What is 3D printing doing lately in creating opportunities for people to make things that perhaps they shouldn't? While we have every freedom to create controversial items on 3D printers from guns to sex toys, the idea of creating a skeleton key to open locks in high-security places is new. This was demonstrated recently by two engineers/lock pickers who managed to create a software that makes a "bump key" on a 3D printer. These can supposedly open any kind of lock, with the catch being you need a photo of the lock in order for the key to fit.
While you might bristle at something like this being available, it's already been made available to some extent through places like Shapeways. They have no restrictions on keys made there, and it poses yet another dilemma on what can be done with 3D printing in risking the security of places and people.
But there may be a solution, just like there's a solution to a lot of things that might be considered a risk after being created on a 3D printer. With a wide open creative path ahead, what can be done to help prevent the possibility of a 3D bump key threatening a high-security facility?
Living Up to the Word "High Security"
The good news behind all this is the software produced by those above two engineers won't be released publicly. Unless there's inside theft of the software, there won't be a widely available software around to threaten the security of our nation's most secure places. However, when you say your facility is truly "high security", you have to mean it.
Those engineers intended to create their software to alert high-security facilities to the possibilities of their locks being compromised. Experts in locks, though, say electronic parts and traditionally produced locks can be created to avert 3D-printed bump keys. It's a process our nation's top secret facilities need to look into in order to acknowledge 3D printing helps create things we didn't expect.
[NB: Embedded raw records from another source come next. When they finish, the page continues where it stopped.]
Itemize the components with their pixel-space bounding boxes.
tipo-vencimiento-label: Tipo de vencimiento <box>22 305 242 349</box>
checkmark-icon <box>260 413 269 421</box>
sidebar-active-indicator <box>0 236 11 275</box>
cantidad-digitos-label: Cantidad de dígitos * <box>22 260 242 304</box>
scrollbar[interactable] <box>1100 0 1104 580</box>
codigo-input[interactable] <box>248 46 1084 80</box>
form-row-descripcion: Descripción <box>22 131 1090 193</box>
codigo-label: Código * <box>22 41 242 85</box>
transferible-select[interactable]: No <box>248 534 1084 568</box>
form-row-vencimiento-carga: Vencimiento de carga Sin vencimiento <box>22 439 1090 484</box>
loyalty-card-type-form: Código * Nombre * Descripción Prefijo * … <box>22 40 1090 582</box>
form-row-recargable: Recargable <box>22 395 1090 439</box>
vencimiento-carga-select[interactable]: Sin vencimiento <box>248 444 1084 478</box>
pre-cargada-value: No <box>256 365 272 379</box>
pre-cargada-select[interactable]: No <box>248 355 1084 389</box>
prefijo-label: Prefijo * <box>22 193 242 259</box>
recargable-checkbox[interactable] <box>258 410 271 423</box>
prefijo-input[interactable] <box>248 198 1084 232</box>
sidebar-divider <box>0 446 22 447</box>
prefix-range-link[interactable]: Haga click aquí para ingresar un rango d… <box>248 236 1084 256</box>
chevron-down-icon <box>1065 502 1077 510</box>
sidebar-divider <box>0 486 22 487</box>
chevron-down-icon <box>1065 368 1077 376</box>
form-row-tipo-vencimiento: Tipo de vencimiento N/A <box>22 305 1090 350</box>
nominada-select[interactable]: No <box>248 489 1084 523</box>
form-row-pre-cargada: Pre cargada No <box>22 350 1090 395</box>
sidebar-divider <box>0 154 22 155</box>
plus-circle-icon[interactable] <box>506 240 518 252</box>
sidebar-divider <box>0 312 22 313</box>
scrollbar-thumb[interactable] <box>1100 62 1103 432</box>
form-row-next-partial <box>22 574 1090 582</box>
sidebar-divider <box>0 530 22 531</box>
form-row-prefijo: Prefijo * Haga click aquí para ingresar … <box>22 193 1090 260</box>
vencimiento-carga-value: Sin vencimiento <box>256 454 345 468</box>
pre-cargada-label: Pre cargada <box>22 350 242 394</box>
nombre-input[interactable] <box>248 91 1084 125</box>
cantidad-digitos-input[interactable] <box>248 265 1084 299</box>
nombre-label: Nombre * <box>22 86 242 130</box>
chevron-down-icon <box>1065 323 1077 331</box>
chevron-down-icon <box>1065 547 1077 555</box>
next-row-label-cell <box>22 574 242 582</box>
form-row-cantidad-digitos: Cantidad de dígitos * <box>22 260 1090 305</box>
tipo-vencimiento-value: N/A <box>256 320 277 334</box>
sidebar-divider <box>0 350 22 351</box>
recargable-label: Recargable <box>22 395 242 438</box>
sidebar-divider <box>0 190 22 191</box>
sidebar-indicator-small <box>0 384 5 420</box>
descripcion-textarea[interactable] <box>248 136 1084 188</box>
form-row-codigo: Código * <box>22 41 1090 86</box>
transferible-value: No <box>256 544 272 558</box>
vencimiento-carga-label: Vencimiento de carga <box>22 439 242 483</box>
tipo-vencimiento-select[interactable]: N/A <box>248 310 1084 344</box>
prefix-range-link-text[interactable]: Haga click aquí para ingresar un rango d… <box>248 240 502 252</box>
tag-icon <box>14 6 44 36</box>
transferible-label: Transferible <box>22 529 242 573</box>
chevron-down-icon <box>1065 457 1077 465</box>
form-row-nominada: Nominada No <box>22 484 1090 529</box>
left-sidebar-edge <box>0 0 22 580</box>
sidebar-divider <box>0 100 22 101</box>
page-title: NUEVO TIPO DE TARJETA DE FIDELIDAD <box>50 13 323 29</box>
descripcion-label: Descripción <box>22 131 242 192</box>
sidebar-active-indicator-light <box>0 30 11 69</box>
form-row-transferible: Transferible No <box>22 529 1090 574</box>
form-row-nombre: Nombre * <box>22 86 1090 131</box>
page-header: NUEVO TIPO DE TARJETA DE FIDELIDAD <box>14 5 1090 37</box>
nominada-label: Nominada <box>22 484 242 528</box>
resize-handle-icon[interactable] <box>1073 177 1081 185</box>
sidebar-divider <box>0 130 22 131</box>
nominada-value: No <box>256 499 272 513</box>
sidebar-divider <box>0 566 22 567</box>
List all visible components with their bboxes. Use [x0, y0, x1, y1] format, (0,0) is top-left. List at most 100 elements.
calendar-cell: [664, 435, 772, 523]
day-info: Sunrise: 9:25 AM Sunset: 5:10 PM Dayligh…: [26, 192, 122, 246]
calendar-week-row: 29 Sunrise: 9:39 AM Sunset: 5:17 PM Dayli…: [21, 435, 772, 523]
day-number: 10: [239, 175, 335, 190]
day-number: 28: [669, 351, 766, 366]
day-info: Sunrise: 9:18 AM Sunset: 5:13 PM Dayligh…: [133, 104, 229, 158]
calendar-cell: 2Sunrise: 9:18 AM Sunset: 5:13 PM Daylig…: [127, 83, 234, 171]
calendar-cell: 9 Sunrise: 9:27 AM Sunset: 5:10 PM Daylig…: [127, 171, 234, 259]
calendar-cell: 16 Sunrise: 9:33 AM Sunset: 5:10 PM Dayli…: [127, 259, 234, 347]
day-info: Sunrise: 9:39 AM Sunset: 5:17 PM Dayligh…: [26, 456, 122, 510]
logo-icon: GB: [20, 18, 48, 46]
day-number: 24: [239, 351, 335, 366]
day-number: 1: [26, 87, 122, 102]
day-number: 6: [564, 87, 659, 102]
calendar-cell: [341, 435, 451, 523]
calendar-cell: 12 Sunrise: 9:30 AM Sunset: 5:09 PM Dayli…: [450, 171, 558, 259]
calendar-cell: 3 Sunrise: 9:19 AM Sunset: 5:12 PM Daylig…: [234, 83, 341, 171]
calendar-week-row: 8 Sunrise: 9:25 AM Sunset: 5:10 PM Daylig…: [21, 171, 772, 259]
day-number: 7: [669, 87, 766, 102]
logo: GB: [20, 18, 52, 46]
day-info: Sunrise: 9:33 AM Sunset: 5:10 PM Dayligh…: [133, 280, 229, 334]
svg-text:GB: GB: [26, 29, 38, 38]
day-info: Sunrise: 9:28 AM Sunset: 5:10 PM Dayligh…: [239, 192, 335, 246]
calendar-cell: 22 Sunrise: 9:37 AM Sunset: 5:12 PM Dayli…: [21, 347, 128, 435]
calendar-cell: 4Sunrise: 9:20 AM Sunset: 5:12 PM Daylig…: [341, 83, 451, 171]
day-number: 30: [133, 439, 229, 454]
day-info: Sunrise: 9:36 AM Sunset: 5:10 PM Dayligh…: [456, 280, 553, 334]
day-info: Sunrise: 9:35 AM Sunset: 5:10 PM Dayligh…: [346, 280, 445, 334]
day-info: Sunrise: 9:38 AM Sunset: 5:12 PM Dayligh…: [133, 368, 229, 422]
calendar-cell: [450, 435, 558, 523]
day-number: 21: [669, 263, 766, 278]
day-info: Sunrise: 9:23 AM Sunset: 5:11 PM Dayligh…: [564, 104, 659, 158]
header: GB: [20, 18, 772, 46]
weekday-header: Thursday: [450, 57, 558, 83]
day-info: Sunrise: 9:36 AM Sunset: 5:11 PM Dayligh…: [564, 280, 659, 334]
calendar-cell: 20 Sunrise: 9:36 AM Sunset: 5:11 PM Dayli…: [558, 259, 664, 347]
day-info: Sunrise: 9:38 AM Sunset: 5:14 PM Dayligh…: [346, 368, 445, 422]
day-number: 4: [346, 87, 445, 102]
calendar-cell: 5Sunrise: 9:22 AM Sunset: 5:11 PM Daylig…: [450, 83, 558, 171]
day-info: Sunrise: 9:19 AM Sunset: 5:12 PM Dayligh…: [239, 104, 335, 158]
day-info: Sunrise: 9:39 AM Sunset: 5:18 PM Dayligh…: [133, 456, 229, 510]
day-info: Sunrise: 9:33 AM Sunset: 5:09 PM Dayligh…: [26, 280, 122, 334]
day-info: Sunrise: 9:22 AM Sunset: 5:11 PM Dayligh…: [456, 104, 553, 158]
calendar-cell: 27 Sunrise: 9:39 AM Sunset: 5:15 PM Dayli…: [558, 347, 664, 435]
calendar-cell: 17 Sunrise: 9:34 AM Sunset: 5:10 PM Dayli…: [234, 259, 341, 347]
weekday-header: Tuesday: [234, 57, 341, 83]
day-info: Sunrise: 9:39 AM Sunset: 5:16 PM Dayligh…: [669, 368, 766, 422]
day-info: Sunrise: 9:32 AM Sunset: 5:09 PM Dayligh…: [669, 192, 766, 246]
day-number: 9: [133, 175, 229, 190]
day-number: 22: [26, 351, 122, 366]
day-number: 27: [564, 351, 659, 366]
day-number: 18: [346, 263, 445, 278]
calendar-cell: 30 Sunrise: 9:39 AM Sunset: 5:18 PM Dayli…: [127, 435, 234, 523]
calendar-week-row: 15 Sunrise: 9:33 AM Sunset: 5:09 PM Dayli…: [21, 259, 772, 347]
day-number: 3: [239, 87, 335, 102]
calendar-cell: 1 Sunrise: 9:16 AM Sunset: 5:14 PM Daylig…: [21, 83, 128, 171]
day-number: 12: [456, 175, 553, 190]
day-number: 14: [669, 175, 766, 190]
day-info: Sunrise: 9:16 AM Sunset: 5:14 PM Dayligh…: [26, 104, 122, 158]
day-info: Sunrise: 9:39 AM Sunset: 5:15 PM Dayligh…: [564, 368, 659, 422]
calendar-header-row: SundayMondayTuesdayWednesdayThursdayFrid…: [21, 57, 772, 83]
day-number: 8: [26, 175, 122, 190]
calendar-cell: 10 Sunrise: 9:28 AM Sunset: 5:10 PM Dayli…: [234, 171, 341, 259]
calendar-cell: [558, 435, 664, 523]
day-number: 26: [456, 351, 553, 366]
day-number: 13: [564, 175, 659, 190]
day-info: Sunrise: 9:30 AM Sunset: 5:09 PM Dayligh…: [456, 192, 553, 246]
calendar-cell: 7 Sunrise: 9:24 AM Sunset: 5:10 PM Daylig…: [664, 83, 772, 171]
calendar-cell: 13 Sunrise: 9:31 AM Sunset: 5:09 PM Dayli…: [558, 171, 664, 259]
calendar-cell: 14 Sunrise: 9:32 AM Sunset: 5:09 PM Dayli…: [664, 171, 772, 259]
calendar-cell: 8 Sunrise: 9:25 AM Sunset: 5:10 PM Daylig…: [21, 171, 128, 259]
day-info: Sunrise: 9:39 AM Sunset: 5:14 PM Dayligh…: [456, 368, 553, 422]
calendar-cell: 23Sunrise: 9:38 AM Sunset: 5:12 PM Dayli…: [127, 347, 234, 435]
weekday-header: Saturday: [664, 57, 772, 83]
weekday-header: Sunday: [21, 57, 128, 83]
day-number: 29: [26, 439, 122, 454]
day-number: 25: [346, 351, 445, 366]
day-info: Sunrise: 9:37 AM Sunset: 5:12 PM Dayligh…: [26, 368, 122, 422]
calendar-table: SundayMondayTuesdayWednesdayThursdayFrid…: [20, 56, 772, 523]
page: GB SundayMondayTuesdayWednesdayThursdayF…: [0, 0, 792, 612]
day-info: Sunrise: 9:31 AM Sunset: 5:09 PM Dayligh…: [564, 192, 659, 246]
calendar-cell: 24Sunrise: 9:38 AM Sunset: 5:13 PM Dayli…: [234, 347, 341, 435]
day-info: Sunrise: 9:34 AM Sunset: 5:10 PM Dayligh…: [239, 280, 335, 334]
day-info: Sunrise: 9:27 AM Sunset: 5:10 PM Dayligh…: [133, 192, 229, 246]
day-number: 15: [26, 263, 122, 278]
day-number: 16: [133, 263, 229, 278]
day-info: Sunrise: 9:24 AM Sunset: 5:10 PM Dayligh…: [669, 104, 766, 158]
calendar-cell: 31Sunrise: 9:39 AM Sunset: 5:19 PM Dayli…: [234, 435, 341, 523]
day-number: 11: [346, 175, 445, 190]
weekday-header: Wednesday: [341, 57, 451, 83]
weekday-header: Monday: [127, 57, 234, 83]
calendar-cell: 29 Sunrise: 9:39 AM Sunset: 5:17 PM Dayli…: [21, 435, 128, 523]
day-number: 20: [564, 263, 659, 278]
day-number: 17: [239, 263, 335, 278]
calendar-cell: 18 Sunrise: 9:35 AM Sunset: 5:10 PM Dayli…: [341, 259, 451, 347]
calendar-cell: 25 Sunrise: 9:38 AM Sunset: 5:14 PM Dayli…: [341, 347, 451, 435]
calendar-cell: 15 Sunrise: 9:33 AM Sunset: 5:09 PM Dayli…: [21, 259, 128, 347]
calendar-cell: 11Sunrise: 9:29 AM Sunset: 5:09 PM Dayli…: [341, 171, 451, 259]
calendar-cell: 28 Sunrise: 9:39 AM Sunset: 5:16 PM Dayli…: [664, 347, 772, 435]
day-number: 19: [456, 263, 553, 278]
With the proof that 3D-printed bump keys can be averted, will it avert all worries about what 3D printing could create in the future? Some worry about 3D-printed guns, which has no restrictions quite yet. Once 3D printing becomes mainstream, it's certainly possible some state laws will be enacted on limiting what you can create. This includes individuals making weapons of mass destruction, which is already being done in the upper echelons of the military.
It takes warnings like the 3D-printed bump key above to set things in motion so we're all aware and not get complacent. It's the path the world may have to take in order to remind just what 3D printers are capable of creating over the next few years.